Il pullman parte, la quota è pagata. Ma il cuore della gita – le chiacchierate serali, i giochi con gli amici – svanisce per lui. Il padre, vincolato dai tempi di riposo per la sicurezza, non poteva far altro. Il ragazzo capisce tutto. Sente il peso dell’esclusione.
I genitori provano a mediare. Parlano con il referente per l’inclusione. Niente da fare. La dirigenza non molla. “È una situazione mortificante”, sbottano i genitori in una nota. “Nostro figlio si è sentito diverso ed escluso, nonostante la regolarità della sua posizione.
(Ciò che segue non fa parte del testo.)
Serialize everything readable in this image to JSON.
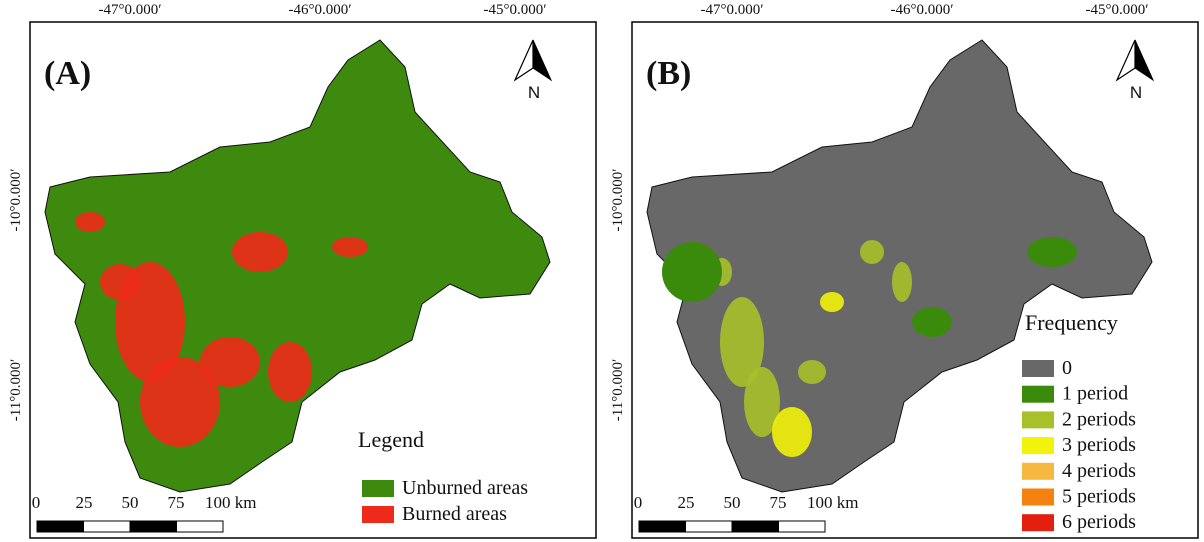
{
  "panels": [
    {
      "label": "(A)",
      "top_labels": [
        "-47°0.000′",
        "-46°0.000′",
        "-45°0.000′"
      ],
      "left_labels": [
        "-10°0.000′",
        "-11°0.000′"
      ],
      "north": "N",
      "scale_labels": [
        "0",
        "25",
        "50",
        "75",
        "100 km"
      ],
      "legend": {
        "title": "Legend",
        "items": [
          {
            "label": "Unburned areas",
            "color": "#3e8a0e"
          },
          {
            "label": "Burned areas",
            "color": "#ee2a1a"
          }
        ]
      }
    },
    {
      "label": "(B)",
      "top_labels": [
        "-47°0.000′",
        "-46°0.000′",
        "-45°0.000′"
      ],
      "left_labels": [
        "-10°0.000′",
        "-11°0.000′"
      ],
      "north": "N",
      "scale_labels": [
        "0",
        "25",
        "50",
        "75",
        "100 km"
      ],
      "legend": {
        "title": "Frequency",
        "items": [
          {
            "label": "0",
            "color": "#686868"
          },
          {
            "label": "1 period",
            "color": "#3a8a0c"
          },
          {
            "label": "2 periods",
            "color": "#a8c02a"
          },
          {
            "label": "3 periods",
            "color": "#f2f20a"
          },
          {
            "label": "4 periods",
            "color": "#f7b840"
          },
          {
            "label": "5 periods",
            "color": "#f5820f"
          },
          {
            "label": "6 periods",
            "color": "#e3200f"
          }
        ]
      }
    }
  ]
}
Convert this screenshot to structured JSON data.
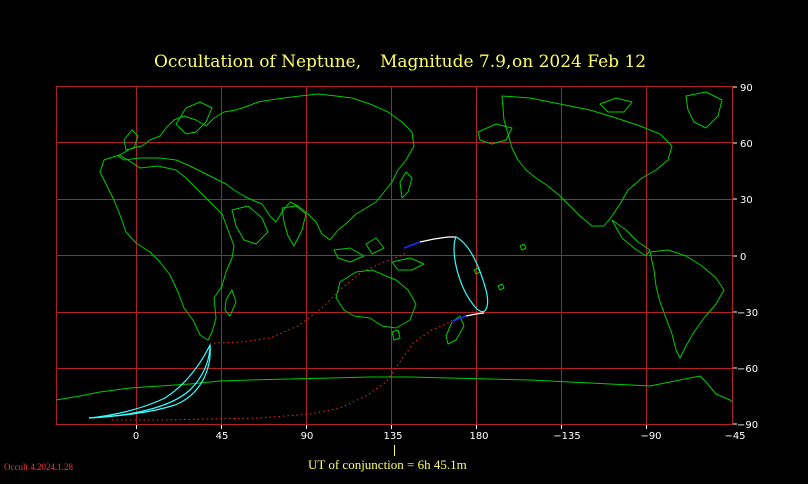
{
  "title": {
    "part1": "Occultation  of  Neptune,",
    "part2": "Magnitude 7.9,",
    "part3": "on  2024 Feb 12"
  },
  "x_ticks": [
    "0",
    "45",
    "90",
    "135",
    "180",
    "−135",
    "−90",
    "−45"
  ],
  "y_ticks": [
    "90",
    "60",
    "30",
    "0",
    "−30",
    "−60",
    "−90"
  ],
  "conjunction_label": "UT of conjunction =  6h 45.1m",
  "version": "Occult 4.2024.1.28",
  "colors": {
    "grid": "#b02020",
    "coast": "#00cc00",
    "limit": "#33ffff",
    "path_night": "#ffffff",
    "path_twilight": "#1a2bff",
    "dotted": "#ff2222",
    "title": "#ffff66"
  }
}
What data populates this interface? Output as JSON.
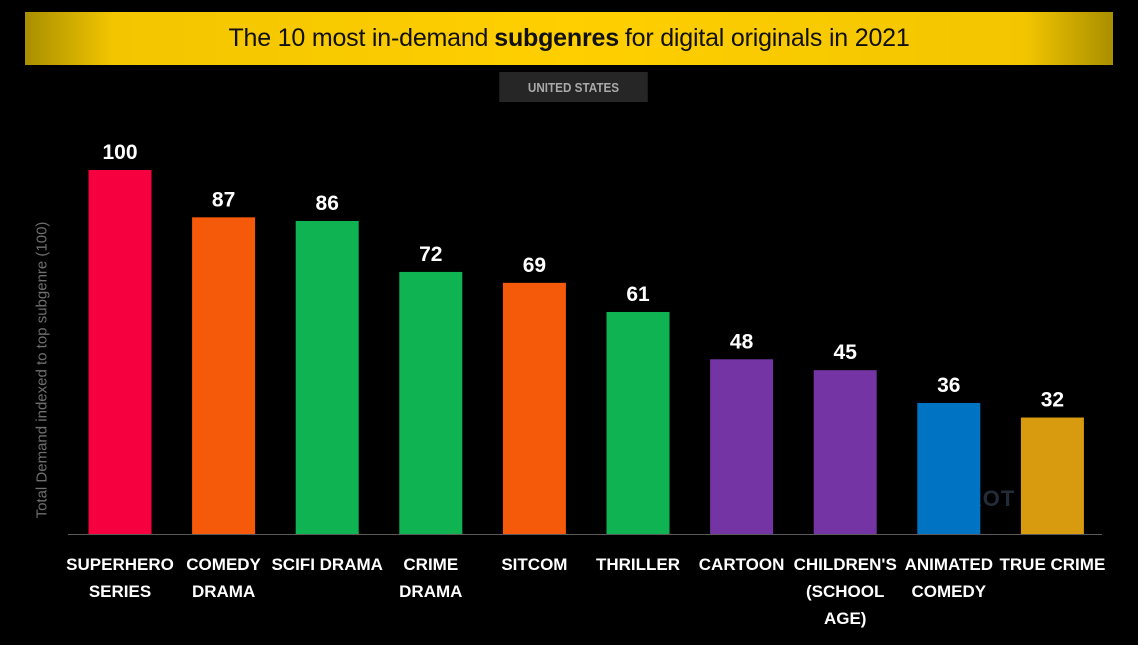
{
  "header": {
    "title_pre": "The 10 most in-demand",
    "title_bold": "subgenres",
    "title_post": "for digital originals in 2021",
    "subtitle": "UNITED STATES",
    "watermark": "PARROT"
  },
  "chart_data": {
    "type": "bar",
    "title": "The 10 most in-demand subgenres for digital originals in 2021",
    "subtitle": "UNITED STATES",
    "xlabel": "",
    "ylabel": "Total Demand indexed to top subgenre (100)",
    "ylim": [
      0,
      100
    ],
    "grid": false,
    "categories": [
      [
        "SUPERHERO",
        "SERIES"
      ],
      [
        "COMEDY",
        "DRAMA"
      ],
      [
        "SCIFI DRAMA"
      ],
      [
        "CRIME",
        "DRAMA"
      ],
      [
        "SITCOM"
      ],
      [
        "THRILLER"
      ],
      [
        "CARTOON"
      ],
      [
        "CHILDREN'S",
        "(SCHOOL",
        "AGE)"
      ],
      [
        "ANIMATED",
        "COMEDY"
      ],
      [
        "TRUE CRIME"
      ]
    ],
    "values": [
      100,
      87,
      86,
      72,
      69,
      61,
      48,
      45,
      36,
      32
    ],
    "colors": [
      "#f70040",
      "#f55a0a",
      "#10b352",
      "#10b352",
      "#f55a0a",
      "#10b352",
      "#7434a3",
      "#7434a3",
      "#0073c2",
      "#d89b10"
    ]
  }
}
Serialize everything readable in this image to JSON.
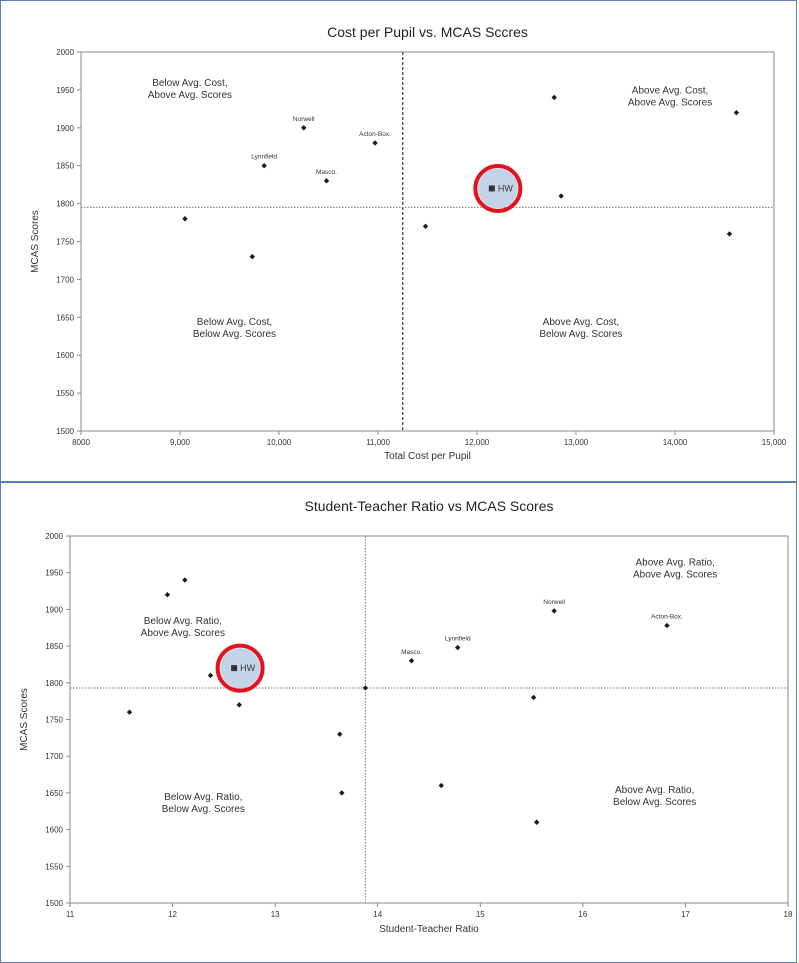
{
  "chart_data": [
    {
      "type": "scatter",
      "title": "Cost per Pupil vs. MCAS Sccres",
      "xlabel": "Total Cost per Pupil",
      "ylabel": "MCAS Scores",
      "xlim": [
        8000,
        15000
      ],
      "ylim": [
        1500,
        2000
      ],
      "x_ticks": [
        "8000",
        "9,000",
        "10,000",
        "11,000",
        "12,000",
        "13,000",
        "14,000",
        "15,000"
      ],
      "y_ticks": [
        "1500",
        "1550",
        "1600",
        "1650",
        "1700",
        "1750",
        "1800",
        "1850",
        "1900",
        "1950",
        "2000"
      ],
      "avg_x": 11250,
      "avg_y": 1795,
      "quadrant_labels": [
        {
          "line1": "Below Avg. Cost,",
          "line2": "Above Avg. Scores",
          "x": 9100,
          "y": 1955
        },
        {
          "line1": "Above Avg. Cost,",
          "line2": "Above Avg. Scores",
          "x": 13950,
          "y": 1945
        },
        {
          "line1": "Below Avg. Cost,",
          "line2": "Below Avg. Scores",
          "x": 9550,
          "y": 1640
        },
        {
          "line1": "Above Avg. Cost,",
          "line2": "Below Avg. Scores",
          "x": 13050,
          "y": 1640
        }
      ],
      "points": [
        {
          "x": 9050,
          "y": 1780,
          "label": ""
        },
        {
          "x": 9730,
          "y": 1730,
          "label": ""
        },
        {
          "x": 9850,
          "y": 1850,
          "label": "Lynnfield"
        },
        {
          "x": 10250,
          "y": 1900,
          "label": "Norwell"
        },
        {
          "x": 10480,
          "y": 1830,
          "label": "Masco."
        },
        {
          "x": 10970,
          "y": 1880,
          "label": "Acton-Box."
        },
        {
          "x": 11480,
          "y": 1770,
          "label": ""
        },
        {
          "x": 12780,
          "y": 1940,
          "label": ""
        },
        {
          "x": 12850,
          "y": 1810,
          "label": ""
        },
        {
          "x": 14550,
          "y": 1760,
          "label": ""
        },
        {
          "x": 14620,
          "y": 1920,
          "label": ""
        }
      ],
      "highlight": {
        "x": 12150,
        "y": 1820,
        "label": "HW"
      }
    },
    {
      "type": "scatter",
      "title": "Student-Teacher Ratio vs MCAS Scores",
      "xlabel": "Student-Teacher Ratio",
      "ylabel": "MCAS Scores",
      "xlim": [
        11,
        18
      ],
      "ylim": [
        1500,
        2000
      ],
      "x_ticks": [
        "11",
        "12",
        "13",
        "14",
        "15",
        "16",
        "17",
        "18"
      ],
      "y_ticks": [
        "1500",
        "1550",
        "1600",
        "1650",
        "1700",
        "1750",
        "1800",
        "1850",
        "1900",
        "1950",
        "2000"
      ],
      "avg_x": 13.88,
      "avg_y": 1793,
      "quadrant_labels": [
        {
          "line1": "Below Avg. Ratio,",
          "line2": "Above Avg. Scores",
          "x": 12.1,
          "y": 1880
        },
        {
          "line1": "Above Avg. Ratio,",
          "line2": "Above Avg. Scores",
          "x": 16.9,
          "y": 1960
        },
        {
          "line1": "Below Avg. Ratio,",
          "line2": "Below Avg. Scores",
          "x": 12.3,
          "y": 1640
        },
        {
          "line1": "Above Avg. Ratio,",
          "line2": "Below Avg. Scores",
          "x": 16.7,
          "y": 1650
        }
      ],
      "points": [
        {
          "x": 11.58,
          "y": 1760,
          "label": ""
        },
        {
          "x": 11.95,
          "y": 1920,
          "label": ""
        },
        {
          "x": 12.12,
          "y": 1940,
          "label": ""
        },
        {
          "x": 12.37,
          "y": 1810,
          "label": ""
        },
        {
          "x": 12.65,
          "y": 1770,
          "label": ""
        },
        {
          "x": 13.63,
          "y": 1730,
          "label": ""
        },
        {
          "x": 13.65,
          "y": 1650,
          "label": ""
        },
        {
          "x": 13.88,
          "y": 1793,
          "label": ""
        },
        {
          "x": 14.33,
          "y": 1830,
          "label": "Masco."
        },
        {
          "x": 14.62,
          "y": 1660,
          "label": ""
        },
        {
          "x": 14.78,
          "y": 1848,
          "label": "Lynnfield"
        },
        {
          "x": 15.52,
          "y": 1780,
          "label": ""
        },
        {
          "x": 15.55,
          "y": 1610,
          "label": ""
        },
        {
          "x": 15.72,
          "y": 1898,
          "label": "Norwell"
        },
        {
          "x": 16.82,
          "y": 1878,
          "label": "Acton-Box."
        }
      ],
      "highlight": {
        "x": 12.6,
        "y": 1820,
        "label": "HW"
      }
    }
  ],
  "colors": {
    "panel_border": "#5b7fb5",
    "highlight_fill": "#c5d3e8",
    "highlight_ring": "#e0141e",
    "marker": "#1a1a1a"
  }
}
È stata colpita l’autostima di un ragazzo che chiedeva solo di stare con i suoi compagni”.
Arriva il supporto dell’associazione “La Battaglia di Andrea”, paladini dei diritti dei disabili. L’avvocato Sergio Pisani non perde tempo. Segnalazioni al Ministero dell’Istruzione e al Merito, all’Ufficio Scolastico Regionale della Campania. Si chiede: discriminazione o necessità reale?
Le linee guida sull’inclusione scolastica sono chiare. Ma qui, tra le vie affollate di Afragola, la tensione sale. La Procura aprirà un fascicolo? La scuola replicherà? I genitori non si fermano. E la città osserva, in attesa.